The most significant development in gaming over the last few years has been the rise of the casual gamer. As eMarketer indicates, it is a category largely defined by the some 147 million US mobile gamers who look to Candy Crush and Fruit Ninja to pass the time. E3 is not about them.
Reserved for the core gamer, E3, or the Electronic Entertainment Expo is an event where gaming providers both large and small come to Los Angeles to showcase new technologies and products for computers, video game consoles, handheld systems, mobile and social. While the conference is chock full of announcements of new titles from gaming developers, this post will focus on the platforms and behaviors which are changing the way we experience media and gaming. Here are five developments that marketers and media companies should be aware of.
Xbox Snap Encourages Multitasking
Much has been made of second screen experiences which have largely been marketing’s failed attempt to engage the some 60% of people who look at a secondary device during ad breaks according to our Second Screen POV. What we’re seeing currently is a trend towards multitasking on the first screen. YouTube’s mobile UI and more recently Xbox’s continued support of Snap mode are great examples.

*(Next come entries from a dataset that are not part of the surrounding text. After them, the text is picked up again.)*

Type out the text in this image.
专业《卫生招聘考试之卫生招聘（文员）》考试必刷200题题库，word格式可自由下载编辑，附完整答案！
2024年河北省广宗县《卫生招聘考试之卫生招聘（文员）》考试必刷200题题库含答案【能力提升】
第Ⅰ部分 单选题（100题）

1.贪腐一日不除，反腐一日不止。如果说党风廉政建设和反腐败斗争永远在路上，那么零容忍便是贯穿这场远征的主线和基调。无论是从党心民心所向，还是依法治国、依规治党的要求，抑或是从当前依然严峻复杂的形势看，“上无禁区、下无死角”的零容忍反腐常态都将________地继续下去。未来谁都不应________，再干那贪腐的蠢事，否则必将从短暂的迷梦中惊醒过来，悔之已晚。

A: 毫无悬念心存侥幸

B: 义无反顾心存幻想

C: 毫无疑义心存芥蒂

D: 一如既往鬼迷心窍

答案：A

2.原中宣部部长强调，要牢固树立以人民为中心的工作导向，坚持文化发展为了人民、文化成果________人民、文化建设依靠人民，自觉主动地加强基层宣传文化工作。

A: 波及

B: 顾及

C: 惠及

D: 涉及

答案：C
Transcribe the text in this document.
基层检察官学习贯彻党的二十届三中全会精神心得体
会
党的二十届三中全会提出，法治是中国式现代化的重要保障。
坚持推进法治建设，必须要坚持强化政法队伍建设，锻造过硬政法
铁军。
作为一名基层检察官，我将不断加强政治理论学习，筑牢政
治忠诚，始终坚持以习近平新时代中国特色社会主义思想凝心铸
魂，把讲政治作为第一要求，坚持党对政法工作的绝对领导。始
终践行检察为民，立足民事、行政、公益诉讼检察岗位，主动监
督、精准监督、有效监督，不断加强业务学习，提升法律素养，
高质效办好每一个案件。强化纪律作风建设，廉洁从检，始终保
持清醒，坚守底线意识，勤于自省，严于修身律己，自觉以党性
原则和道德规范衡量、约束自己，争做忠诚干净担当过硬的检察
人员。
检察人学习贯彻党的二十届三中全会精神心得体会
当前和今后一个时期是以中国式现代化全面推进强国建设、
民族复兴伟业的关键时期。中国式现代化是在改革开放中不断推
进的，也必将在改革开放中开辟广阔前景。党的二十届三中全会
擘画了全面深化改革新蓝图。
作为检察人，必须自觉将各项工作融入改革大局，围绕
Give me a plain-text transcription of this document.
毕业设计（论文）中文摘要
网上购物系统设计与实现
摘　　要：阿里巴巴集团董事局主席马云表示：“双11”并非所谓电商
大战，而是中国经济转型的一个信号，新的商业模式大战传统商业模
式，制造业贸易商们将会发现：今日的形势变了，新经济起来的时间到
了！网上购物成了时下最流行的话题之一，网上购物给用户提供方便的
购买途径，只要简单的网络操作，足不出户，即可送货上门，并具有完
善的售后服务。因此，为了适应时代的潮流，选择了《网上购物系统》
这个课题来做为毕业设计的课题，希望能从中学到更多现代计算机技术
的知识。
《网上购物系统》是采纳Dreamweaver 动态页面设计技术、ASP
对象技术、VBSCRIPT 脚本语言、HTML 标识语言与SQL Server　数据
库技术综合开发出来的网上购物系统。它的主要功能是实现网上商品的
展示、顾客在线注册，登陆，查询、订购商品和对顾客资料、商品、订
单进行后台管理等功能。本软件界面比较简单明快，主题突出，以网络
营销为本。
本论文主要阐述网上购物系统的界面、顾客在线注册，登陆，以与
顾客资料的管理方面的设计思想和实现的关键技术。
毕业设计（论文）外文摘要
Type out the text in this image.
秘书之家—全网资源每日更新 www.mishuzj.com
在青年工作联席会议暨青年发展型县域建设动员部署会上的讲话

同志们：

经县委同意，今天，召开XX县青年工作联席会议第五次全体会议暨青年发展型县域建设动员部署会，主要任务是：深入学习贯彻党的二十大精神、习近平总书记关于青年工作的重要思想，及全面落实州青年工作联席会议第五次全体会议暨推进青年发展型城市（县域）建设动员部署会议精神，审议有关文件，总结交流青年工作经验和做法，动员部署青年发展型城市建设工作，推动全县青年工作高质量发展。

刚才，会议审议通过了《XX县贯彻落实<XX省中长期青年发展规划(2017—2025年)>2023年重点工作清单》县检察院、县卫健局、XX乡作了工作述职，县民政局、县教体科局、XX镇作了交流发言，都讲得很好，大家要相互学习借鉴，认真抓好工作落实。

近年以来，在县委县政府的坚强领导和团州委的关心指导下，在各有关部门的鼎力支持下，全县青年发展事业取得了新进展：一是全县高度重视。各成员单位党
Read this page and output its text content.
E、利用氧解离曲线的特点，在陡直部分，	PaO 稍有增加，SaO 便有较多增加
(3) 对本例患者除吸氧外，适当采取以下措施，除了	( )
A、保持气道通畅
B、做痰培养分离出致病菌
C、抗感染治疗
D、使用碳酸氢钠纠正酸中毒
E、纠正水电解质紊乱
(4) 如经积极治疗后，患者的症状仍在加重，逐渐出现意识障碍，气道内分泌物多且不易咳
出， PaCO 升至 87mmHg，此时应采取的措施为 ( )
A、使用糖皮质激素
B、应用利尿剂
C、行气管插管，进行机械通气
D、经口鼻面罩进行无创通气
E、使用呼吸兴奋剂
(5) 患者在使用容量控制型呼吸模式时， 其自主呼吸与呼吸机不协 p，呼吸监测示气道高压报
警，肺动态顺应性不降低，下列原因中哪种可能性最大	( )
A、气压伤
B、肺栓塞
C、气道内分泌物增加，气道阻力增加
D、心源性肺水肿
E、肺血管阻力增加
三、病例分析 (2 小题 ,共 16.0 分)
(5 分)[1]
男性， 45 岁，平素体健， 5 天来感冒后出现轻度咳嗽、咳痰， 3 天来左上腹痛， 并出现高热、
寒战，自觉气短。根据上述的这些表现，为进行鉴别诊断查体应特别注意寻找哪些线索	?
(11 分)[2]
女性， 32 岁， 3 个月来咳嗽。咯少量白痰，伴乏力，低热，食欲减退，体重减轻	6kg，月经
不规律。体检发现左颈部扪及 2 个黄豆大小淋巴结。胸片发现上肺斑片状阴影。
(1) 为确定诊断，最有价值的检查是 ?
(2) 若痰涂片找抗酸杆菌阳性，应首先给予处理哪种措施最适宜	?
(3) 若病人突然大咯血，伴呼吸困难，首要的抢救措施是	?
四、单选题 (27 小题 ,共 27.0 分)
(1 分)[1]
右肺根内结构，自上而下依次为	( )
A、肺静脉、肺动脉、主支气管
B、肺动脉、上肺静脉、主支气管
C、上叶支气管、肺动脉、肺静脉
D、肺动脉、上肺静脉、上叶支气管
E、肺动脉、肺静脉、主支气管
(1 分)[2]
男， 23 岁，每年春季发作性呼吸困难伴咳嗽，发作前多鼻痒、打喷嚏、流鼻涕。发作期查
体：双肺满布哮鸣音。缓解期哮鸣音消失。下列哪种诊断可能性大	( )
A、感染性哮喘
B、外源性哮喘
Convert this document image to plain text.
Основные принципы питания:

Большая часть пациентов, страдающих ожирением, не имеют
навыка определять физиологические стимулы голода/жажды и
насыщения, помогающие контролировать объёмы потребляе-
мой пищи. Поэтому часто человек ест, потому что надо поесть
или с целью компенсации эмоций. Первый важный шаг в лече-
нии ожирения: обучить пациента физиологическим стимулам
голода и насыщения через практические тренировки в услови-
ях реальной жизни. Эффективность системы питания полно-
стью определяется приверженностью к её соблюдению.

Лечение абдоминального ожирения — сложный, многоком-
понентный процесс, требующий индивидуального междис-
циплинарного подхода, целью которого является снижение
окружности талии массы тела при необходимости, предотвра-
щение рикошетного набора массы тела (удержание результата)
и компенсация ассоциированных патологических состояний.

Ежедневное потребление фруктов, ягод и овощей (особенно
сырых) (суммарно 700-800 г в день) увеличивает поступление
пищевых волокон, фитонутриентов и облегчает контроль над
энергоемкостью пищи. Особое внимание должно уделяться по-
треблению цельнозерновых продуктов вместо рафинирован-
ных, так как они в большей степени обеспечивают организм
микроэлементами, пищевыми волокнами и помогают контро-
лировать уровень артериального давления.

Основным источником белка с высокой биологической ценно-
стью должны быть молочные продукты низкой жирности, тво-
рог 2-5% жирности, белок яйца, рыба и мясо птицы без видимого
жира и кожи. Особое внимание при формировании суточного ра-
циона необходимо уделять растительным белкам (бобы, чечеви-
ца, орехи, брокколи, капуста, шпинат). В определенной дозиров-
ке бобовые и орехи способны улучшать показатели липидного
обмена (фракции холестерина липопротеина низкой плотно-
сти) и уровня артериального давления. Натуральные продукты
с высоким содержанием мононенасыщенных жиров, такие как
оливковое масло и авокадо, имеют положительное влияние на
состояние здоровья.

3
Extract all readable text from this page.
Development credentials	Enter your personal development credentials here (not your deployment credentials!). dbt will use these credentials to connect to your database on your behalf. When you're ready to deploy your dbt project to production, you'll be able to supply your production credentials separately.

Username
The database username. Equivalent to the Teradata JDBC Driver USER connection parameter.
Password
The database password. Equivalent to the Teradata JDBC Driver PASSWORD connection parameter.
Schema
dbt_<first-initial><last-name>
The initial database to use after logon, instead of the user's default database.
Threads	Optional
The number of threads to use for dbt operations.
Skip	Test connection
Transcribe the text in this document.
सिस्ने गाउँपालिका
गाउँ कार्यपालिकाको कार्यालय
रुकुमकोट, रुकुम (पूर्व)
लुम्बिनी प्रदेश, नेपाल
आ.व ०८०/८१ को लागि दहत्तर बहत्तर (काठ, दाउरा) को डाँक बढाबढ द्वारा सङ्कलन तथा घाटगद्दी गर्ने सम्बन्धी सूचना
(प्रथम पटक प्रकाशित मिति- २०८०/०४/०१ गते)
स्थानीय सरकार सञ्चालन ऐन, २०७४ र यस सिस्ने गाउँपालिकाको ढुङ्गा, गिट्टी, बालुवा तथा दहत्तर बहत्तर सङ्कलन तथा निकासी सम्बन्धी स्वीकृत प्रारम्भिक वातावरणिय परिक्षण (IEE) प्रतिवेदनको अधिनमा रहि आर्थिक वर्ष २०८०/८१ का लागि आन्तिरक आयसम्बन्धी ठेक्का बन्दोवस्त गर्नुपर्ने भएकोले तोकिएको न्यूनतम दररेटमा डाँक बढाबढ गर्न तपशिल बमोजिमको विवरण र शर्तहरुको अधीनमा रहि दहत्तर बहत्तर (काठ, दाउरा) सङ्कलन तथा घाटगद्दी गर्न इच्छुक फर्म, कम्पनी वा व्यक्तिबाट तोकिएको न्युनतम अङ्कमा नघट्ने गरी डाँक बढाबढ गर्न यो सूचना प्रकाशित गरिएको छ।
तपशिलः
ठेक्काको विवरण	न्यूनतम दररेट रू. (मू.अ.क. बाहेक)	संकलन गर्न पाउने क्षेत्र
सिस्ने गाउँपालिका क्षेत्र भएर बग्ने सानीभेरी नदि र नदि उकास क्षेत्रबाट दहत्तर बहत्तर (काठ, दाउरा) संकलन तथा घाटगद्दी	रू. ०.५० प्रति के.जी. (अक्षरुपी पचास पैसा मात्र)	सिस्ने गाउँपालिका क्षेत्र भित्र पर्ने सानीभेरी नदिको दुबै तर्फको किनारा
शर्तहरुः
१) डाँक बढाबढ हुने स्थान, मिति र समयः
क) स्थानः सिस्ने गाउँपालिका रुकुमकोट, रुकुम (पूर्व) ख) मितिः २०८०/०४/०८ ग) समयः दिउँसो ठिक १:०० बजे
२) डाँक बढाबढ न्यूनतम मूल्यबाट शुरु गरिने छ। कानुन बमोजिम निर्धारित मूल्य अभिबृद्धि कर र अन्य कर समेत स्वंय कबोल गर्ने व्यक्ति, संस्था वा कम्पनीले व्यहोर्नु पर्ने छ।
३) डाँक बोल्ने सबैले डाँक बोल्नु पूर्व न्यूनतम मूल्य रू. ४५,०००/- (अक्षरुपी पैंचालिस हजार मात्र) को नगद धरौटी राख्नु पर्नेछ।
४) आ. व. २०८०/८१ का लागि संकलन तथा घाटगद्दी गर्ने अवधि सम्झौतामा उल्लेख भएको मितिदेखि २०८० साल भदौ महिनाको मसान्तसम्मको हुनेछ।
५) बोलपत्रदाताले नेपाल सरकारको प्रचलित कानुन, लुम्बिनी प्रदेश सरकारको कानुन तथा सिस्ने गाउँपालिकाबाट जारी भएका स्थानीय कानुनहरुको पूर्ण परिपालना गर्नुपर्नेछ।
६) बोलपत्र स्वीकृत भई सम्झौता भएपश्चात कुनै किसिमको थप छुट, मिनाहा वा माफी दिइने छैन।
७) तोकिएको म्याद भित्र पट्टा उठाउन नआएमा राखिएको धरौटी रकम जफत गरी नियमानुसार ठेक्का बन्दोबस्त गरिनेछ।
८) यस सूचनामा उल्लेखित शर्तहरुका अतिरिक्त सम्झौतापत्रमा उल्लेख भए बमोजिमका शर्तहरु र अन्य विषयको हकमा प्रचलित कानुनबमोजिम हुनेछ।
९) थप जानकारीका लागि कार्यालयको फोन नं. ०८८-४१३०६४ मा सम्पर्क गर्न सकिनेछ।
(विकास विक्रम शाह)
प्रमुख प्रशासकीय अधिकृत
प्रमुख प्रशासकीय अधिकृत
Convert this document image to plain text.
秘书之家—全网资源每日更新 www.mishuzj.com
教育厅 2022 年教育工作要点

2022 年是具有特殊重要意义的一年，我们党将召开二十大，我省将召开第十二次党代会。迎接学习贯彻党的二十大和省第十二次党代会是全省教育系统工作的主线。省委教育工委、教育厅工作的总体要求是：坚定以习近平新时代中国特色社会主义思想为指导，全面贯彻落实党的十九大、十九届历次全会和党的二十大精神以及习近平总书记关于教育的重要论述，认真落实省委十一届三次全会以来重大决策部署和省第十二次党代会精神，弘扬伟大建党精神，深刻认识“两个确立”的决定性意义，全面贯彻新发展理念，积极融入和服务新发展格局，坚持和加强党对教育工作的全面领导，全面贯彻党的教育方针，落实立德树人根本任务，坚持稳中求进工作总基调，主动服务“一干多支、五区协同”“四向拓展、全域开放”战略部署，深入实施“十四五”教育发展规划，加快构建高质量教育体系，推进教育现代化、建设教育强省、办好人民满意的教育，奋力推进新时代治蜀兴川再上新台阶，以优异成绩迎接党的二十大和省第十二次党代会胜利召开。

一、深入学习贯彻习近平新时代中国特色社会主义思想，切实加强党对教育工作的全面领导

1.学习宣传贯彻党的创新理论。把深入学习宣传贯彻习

Xbox’s Snap function lets users run multiple applications simultaneously, like snapping the Parties app to chat with friends while you’re still playing a game. Voice controls are at the center of this functionality as users can request another application with their voice while still using the controller for gameplay. At this year’s E3, Microsoft announced Snap mode for Achievements which tracks in-game accomplishments while you play. Think of it like a real-time scoreboard with the ability to track and share progress without leaving the game. More interesting is the help function which will scan the web for articles and videos that will offer tips to reach your goals. This is the beginning of media and gaming intersecting as we marry traditional web content and gameplay within a single view.
Amiibo Breathes Life Into NFC?
NFC has tremendous potential to seamlessly connect physical and digital worlds with a simple tap. But with hardware compatibility issues and a lack of consumer adoption, will it go the way of the QR Code? Nintendo thinks not as it is rolling out NFC functionality that connects plastic figures with gameplay to change the way you interact with Nintendo characters and games. Dubbed Amiibo, the platform will debut on select games on the Wii U as players can tap the figures to the Wii U gamepad to bring them to life in the game. In the Super Smash Bros example, you can tap any figure to watch it battle within the game, alongside you or with you simply watching from the sidelines. The characters are all unique and customizable and their gaming history is collected and stored.
Playstation TV Creates A Mobile Living Room
Just when you thought you had a handle on all the over-the-top platforms, Playstation announces the North America release of Playstation TV. The $99 device will stream PS Vita and select PS 3 games to your TV in addition to supporting media services like Hulu and Netflix. More importantly, it enables remote play for current PS4 owners who can stream games to additional TVs without the need to move their main console. This is a serious improvement in mobility and with YouTube coming to the Playstation platform this fall, expect continued growth for Sony’s video game consoles.
Eye Tracking For Gaming Is Just The Start
SteelSeries is showing off its new Sentry Eye Tracker, a device designed to track where a gamer looks while playing. This primary function can offer insights when training for gaming tournaments, but it is promising in a much wider range of fields. Tobii, a Swedish company that supplies the tracking technology for the Sentry, sees its technology being used to assist people with disabilities, conduct academic research, and track attention for market research. It is likely we will soon see PCs coming to market with this sort of technology baked in, so it stands to reason that we will be seeing more and more applications of eye tracking in the next few years.
Twitch And The Rise Of Spectator Gaming
Did you know that video network Twitch has 45 million monthly active users who tune in to watch live streams of people gaming? In fact, there are currently 85,000 tuning into League of Legends right now. Most of these streams are as much about the gameplay as they are about the gamer who simultaneously broadcasts a view of themselves via their webcam. This phenomenon is so prevalent that Google is rumored to be in talks to acquire them for $1 billion.
What Twitch teaches us is the importance of live experiences. In today’s on demand world there is still a desire, likely more than ever to be “in the moment.” There needs to be that sense that if you blink, you’ll miss out which is exactly what Twitch provides to the gaming audience. And Twitch isn’t the exception. In fact, major events are also experiencing growth like the Oscars which has achieved the highest household ratings in nine years. Expect gaming to continue this trend and support more social functionality.